Thank you for being my mom, I miss you always.
February 10, 2017
February 10, 2017
Dear Mom,
Today would be your 79th birthday,I think about you and miss you every day, I wish you were still here to hug, yet I know you are still with us in spirit. Thank you for all the giving you did for us every day, Happy Birthday
November 27, 2014
November 27, 2014
Missing you a lot this Thanksgiving day mom. Dad misses you a lot too, it was a bittersweet holiday. You were here in spirit.
February 20, 2014
February 20, 2014
Dear Mom, I am trying hard not to be so sad about your passing because I know that you are at peace now. I will miss you very much, especially your sweet smile and your humble laugh and loud laugh when something struck you as very funny.
I know that If by chance I have inherited even an ounce of the kindness and goodness that your soul encompassed , I will be OK in this life, I love you, thank you for being my Mom
February 20, 2014
February 20, 2014
Rosalie, I will never forget the first time I walked up to your door and gave you a little paper with my name,number and a short note about me. I wanted to babysit Tammy at my young age of 10. I remember how honored I felt when you chose me. Soon after there were 3 more of the most beautiful children and I loved them dearly. You always told me I was like an angel from heaven and I never realized what you meant until I became a Mom.
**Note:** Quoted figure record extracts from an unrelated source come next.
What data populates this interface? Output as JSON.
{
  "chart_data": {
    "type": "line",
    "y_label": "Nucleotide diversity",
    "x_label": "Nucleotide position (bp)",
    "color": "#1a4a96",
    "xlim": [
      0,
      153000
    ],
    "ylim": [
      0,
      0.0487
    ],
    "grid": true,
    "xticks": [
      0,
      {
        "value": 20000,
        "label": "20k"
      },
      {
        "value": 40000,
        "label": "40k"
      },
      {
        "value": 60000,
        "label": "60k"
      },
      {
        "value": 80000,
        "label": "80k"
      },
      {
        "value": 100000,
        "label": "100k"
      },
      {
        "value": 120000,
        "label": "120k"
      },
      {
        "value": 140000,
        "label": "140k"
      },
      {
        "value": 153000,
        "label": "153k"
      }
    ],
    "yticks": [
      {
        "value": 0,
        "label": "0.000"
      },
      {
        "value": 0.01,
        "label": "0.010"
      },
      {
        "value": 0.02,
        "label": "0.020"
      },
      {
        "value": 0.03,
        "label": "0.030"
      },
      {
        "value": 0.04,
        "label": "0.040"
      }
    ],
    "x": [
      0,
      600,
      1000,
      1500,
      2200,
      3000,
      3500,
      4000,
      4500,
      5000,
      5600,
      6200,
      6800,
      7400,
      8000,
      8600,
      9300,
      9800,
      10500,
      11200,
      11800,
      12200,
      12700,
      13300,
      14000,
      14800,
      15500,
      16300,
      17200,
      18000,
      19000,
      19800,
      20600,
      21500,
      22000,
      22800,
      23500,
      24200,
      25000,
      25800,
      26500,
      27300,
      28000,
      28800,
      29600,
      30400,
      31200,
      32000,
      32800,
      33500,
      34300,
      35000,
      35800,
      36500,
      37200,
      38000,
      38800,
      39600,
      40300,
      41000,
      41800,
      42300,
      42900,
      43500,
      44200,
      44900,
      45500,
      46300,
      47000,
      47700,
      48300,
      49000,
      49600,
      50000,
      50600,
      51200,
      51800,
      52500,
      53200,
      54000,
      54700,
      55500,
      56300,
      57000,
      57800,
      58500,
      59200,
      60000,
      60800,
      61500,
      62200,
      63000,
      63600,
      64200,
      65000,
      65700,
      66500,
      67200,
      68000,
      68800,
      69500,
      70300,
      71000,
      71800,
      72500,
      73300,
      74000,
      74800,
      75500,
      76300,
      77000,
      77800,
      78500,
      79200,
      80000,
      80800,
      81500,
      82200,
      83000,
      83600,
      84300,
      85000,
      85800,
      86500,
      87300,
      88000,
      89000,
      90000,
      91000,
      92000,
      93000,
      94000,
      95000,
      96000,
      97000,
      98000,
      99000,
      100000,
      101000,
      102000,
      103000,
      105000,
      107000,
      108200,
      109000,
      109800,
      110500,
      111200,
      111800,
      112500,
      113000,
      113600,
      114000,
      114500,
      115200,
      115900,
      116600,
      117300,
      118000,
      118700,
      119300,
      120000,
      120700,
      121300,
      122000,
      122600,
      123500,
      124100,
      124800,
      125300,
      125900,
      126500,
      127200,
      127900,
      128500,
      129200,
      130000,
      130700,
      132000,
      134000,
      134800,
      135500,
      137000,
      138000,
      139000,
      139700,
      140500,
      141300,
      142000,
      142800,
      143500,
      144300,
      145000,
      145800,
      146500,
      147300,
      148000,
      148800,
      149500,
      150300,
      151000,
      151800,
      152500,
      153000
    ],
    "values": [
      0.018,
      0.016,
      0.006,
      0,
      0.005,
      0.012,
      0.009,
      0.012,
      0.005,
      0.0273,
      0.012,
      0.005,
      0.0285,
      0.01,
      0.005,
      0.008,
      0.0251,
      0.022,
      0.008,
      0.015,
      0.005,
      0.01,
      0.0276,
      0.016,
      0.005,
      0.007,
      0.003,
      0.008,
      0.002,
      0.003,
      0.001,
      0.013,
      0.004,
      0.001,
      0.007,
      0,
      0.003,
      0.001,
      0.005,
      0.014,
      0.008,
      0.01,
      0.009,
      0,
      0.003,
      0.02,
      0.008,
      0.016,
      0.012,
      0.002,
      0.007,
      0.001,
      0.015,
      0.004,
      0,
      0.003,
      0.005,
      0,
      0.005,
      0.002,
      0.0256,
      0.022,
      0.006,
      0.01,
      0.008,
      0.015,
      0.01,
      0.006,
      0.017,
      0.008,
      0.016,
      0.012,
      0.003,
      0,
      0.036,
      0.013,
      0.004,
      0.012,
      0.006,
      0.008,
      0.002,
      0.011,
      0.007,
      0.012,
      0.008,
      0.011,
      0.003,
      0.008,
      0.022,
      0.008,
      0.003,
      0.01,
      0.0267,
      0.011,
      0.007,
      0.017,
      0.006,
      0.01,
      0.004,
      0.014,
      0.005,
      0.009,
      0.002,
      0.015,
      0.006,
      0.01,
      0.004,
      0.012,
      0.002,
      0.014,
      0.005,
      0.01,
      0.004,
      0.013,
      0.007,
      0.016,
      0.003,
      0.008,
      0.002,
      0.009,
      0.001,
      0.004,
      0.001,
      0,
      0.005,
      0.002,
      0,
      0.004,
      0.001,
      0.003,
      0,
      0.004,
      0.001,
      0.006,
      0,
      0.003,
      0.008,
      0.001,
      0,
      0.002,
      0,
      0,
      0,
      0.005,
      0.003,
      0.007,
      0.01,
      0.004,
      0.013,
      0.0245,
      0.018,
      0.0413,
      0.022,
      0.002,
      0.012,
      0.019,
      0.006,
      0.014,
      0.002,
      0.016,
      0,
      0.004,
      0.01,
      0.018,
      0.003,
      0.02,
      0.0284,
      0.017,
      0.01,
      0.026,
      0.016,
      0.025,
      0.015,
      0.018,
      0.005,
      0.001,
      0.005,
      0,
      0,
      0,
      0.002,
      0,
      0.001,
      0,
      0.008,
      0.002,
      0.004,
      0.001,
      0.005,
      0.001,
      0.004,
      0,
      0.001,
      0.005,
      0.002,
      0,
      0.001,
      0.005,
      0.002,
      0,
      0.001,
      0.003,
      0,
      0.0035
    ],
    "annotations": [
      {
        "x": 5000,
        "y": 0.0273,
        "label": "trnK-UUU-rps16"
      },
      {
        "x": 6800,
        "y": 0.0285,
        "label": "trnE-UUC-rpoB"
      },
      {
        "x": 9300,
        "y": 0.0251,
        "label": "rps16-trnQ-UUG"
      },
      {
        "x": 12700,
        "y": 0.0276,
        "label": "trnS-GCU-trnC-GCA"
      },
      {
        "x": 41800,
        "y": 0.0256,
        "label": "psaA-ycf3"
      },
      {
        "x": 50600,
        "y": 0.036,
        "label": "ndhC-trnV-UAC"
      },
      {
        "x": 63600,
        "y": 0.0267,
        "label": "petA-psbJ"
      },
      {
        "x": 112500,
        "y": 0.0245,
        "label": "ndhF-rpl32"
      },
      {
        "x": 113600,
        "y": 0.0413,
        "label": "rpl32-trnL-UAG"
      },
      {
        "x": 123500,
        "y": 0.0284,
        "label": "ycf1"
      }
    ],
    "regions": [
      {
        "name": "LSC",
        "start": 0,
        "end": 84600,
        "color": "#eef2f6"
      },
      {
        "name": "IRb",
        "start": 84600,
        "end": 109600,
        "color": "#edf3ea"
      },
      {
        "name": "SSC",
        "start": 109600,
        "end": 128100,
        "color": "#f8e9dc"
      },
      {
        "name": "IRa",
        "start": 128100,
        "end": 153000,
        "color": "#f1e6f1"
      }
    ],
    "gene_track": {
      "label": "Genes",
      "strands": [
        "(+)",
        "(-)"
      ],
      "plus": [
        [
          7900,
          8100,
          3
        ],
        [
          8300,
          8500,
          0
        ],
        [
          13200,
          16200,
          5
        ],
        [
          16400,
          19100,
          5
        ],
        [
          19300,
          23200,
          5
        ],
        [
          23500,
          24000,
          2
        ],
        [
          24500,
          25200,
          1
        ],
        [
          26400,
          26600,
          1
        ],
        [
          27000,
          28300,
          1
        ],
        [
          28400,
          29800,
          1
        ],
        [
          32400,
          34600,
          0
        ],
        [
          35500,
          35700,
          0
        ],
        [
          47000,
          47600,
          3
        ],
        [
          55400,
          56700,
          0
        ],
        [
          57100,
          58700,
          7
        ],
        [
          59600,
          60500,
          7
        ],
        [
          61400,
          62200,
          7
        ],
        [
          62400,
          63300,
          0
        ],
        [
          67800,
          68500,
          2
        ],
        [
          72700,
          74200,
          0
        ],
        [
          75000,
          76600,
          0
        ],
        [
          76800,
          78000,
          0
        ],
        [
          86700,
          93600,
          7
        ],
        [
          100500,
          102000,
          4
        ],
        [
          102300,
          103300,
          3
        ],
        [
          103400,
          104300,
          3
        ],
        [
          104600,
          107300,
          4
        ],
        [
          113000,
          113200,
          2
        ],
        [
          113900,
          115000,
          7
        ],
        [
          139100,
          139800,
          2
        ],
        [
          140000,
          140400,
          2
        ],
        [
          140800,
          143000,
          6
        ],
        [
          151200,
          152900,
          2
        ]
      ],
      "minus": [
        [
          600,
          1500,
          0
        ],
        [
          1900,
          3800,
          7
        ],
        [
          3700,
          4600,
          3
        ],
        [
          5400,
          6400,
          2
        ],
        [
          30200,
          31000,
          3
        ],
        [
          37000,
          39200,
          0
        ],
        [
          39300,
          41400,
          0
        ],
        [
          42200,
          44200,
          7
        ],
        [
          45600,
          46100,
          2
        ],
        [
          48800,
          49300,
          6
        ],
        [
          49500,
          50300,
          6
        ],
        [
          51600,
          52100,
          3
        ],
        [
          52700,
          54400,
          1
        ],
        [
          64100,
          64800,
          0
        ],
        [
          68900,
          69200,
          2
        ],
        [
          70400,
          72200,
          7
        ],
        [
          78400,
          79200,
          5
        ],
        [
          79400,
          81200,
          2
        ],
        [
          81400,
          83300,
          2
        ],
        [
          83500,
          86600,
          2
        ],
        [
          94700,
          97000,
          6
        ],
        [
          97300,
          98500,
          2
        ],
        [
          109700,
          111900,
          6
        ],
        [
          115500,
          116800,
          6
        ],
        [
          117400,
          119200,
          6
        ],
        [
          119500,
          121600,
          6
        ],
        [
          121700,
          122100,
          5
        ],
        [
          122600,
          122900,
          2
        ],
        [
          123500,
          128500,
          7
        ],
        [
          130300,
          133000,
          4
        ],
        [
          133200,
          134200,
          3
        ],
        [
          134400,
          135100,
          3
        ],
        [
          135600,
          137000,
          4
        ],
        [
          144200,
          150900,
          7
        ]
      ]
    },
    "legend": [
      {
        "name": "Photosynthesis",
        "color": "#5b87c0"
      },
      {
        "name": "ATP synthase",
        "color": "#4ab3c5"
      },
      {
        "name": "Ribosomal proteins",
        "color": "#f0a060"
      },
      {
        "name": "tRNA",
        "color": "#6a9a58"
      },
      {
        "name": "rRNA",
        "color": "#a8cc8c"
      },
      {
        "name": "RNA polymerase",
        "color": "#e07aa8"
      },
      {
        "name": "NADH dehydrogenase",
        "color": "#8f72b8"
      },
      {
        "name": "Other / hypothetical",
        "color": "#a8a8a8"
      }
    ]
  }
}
I always looked up to you and admired you for all the talents you had and your ability to look at a dress and then make it without a pattern. I loved spending my free time with you and taking the kids for trips to the park or just uptown on summer days. You were such an inspiration to me and I always wanted to be like you. I will never forget your soft spoken voice, your loving smile. You will be missed by many but the impression you left on many of us will NEVER be forgotten. <3
February 19, 2014
February 19, 2014
Rose, as I knew her many years ago, was a tireless champion for her children. Always at the ball field, anxious to see Sarah compete. She was a "sure call" driver we could rely on to drop us at the mall for a movie night--even when it meant two or three gals sitting on laps in the backseat of her car. She was a gentle soul, and a loving person. Whenever I caught sight of even a taste of her temper she seemed to smooth it all over and forgive easily.

What a loss for her family. So sorry she suffered with Alzheimer's disease, but I am glad she is at rest, at peace. May God always shine his face upon her.
February 18, 2014
February 18, 2014
I love you mom. I have missed hearing your voice and many other things for so long because of Alzheimers, but I know you are at peace now and not suffering any more. I know in transitioning out of human form you gained perfect consciousness. You feel all of the love everyone has for you, and how much you will be missed by all. You may have been of petite stature and timid on the outside, but in our hearts and in our minds you will always stand tall and our memories of your loving, compassionate and selfless character will always shine brightly in our hearts. Thank you for so many things, but mostly for being such a wonderful mother and great example of a compassionate, patient and empathic humanitarian for me to carry in my mind and heart through the rest of my days.